We have shown above that in a string

$$ z \to \text{some alternating string of type 1 and 3 numbers} \to x $$

where $x$ is type 2, no number in the intermediate string can belong to the second class above. The same argument in fact also shows that in a string

$$ z \to \text{alternating type 1/3} \to \text{type 2} \to \text{alternating type 1/3} \to x $$

where $x$ is type 2, none of the intermediate string between $z$ (which is necessarily type 4) and $x$ can be of the second case above. This implies that $z \leq \arcsin(\arccos(\arcsin(1_*))) \approx 0.63 < \sin(1_*)$. This tells us that going backwards from $z$ can only increase the distance to $1_*$ unless one hits another type 4 number.

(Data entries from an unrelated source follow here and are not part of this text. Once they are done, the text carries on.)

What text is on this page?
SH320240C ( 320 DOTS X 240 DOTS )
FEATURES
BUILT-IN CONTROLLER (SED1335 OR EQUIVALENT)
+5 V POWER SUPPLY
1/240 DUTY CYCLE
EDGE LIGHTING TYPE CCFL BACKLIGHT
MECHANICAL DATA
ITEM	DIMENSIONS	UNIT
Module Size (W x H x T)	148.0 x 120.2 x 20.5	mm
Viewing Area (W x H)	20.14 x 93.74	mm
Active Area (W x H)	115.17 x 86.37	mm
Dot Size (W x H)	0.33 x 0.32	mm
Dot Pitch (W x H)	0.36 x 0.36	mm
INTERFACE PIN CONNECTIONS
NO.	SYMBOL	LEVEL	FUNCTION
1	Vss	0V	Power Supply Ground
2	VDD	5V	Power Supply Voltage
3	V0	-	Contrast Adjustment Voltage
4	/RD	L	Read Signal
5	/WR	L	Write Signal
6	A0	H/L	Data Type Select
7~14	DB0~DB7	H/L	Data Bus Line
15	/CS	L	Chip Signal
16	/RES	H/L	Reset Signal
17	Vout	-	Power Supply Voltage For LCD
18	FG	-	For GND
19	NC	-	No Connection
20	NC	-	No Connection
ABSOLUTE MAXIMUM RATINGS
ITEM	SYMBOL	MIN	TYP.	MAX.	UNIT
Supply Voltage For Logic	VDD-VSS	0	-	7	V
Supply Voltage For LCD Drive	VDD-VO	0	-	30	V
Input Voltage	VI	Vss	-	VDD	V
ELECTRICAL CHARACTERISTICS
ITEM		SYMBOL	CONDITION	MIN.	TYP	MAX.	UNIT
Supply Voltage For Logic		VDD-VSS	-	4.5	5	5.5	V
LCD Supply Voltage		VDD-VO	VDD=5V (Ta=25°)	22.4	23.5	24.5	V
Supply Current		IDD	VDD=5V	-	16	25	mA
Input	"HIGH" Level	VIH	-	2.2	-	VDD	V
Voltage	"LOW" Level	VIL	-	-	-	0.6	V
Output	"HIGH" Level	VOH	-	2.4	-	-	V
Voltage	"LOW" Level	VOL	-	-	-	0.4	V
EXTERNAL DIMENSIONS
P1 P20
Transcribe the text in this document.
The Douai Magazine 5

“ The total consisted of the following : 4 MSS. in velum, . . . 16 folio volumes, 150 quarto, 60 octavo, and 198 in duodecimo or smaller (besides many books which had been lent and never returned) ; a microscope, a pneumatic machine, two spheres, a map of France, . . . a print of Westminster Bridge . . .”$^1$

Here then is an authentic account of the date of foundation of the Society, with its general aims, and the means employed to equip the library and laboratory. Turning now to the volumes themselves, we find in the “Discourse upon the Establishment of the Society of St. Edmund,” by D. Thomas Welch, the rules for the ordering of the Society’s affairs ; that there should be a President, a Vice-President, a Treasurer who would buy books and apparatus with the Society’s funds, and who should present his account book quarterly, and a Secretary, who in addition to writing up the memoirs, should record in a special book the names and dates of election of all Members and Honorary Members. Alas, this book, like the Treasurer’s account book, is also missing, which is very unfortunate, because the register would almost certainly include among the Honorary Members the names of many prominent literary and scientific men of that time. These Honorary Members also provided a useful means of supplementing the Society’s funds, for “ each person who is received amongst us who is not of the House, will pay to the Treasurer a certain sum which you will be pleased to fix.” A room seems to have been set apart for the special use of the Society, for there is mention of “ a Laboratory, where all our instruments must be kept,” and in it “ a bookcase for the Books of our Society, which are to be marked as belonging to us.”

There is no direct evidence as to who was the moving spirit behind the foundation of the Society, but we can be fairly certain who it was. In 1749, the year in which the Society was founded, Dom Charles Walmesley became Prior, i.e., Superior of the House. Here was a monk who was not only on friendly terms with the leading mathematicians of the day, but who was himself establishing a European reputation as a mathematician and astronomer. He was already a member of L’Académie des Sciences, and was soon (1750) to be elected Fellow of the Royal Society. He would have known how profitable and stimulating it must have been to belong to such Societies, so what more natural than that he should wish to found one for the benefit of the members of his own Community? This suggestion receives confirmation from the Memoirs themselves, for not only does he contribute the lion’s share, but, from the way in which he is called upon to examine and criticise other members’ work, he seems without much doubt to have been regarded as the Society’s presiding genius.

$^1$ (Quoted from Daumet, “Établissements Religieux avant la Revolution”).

But recall that from the above, we have that the average of $z$ and the intermediate type 2 number is less than $1_*$, which means that $z$ is further away from $1_*$ than the intermediate type 2 number. The monotonicity thus implies that $z$ cannot be preceded by another type 2 number without meeting a type 4 number in between. The monotonicity again implies that this type 4 number is further away from $1_*$ than $x$ (remember $x$?).

Thus we see that every number of type $1$ and $2$ can be paired, respectively, with a number of type $3$ and $4$ in the cycle for $b$, in a way that the average between the pairs is less than $1_*$. Hence the total average of all the conjugates is $< 1_*$.